The White Paper was developed in the context of CIPL’s ongoing GDPR Implementation Project, a multi-year initiative involving research, workshops, webinars and white papers, supported by over 70 private sector organizations, with active engagement and participation by many EU-based data protection and governmental authorities, academics and other stakeholders.
The purpose of the White Paper is twofold: (1) to serve as formal input to the Article 29 Working Party’s work on developing further guidance on the proper implementation of the DPO role under the GDPR, which is expected to be finalized by the end of December; and (2) to provide guidance for companies that must comply with the GDPR’s DPO provisions by May 25, 2018 (i.e., the date the GDPR becomes effective).

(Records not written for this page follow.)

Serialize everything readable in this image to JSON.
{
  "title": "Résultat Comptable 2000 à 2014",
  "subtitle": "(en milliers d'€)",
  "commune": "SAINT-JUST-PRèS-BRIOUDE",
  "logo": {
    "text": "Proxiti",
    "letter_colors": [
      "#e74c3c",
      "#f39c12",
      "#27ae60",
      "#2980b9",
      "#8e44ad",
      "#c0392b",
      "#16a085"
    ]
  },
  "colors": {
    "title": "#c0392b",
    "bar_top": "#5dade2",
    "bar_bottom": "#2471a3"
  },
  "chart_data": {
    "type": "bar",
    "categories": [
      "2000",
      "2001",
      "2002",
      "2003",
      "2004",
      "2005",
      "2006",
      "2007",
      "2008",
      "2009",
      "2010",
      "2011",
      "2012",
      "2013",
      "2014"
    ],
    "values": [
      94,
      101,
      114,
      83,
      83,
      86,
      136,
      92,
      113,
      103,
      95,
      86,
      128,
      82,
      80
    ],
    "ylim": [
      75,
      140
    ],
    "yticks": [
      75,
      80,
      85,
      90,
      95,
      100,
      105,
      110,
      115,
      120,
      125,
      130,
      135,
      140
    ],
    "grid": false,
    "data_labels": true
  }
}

The White Paper encourages a flexible and pragmatic implementation of the GDPR’s DPO provisions to ensure that they work for organizations of all sizes and types, from large multinational organizations to SMEs, start-ups, NGOs and public authorities. It identifies challenges posed by specific DPO requirements and proposes sensible interpretations and “best practices” for (1) implementing them and (2) maximizing the potential of the DPO to drive the dual goals of compliance and accountability on the one hand, and the strategic and beneficial use of data on the other.
The specific issues addressed in the White Paper include:
- mandatory vs. non-mandatory DPOs;
- processor DPOs;
- EU-wide harmonization of DPO designation criteria;
- sanctions for DPO violations;
- personal liability;
- DPO expertise, skills and certifications;
- the DPO’s location;
- internal, external and part-time DPOs;
- the strategic and business enabling roles of the DPO and other non-compliance roles;
- independence, protected status and reporting to the “highest management level”;
- duties of secrecy and confidentiality;
- proper and timely DPO involvement in data processing operations;
- the DPO’s access to resources;
- conflicts of interest; and
- cooperation and consultation with DPAs and serving as a contact point for individuals.
Next, CIPL will issue a white paper on the roles of risk, high risk and Data Protection Impact Assessments under the GDPR, followed by a white paper on the roles of GDPR certifications, seals and marks. CIPL will address additional GDPR topics in the course of 2017.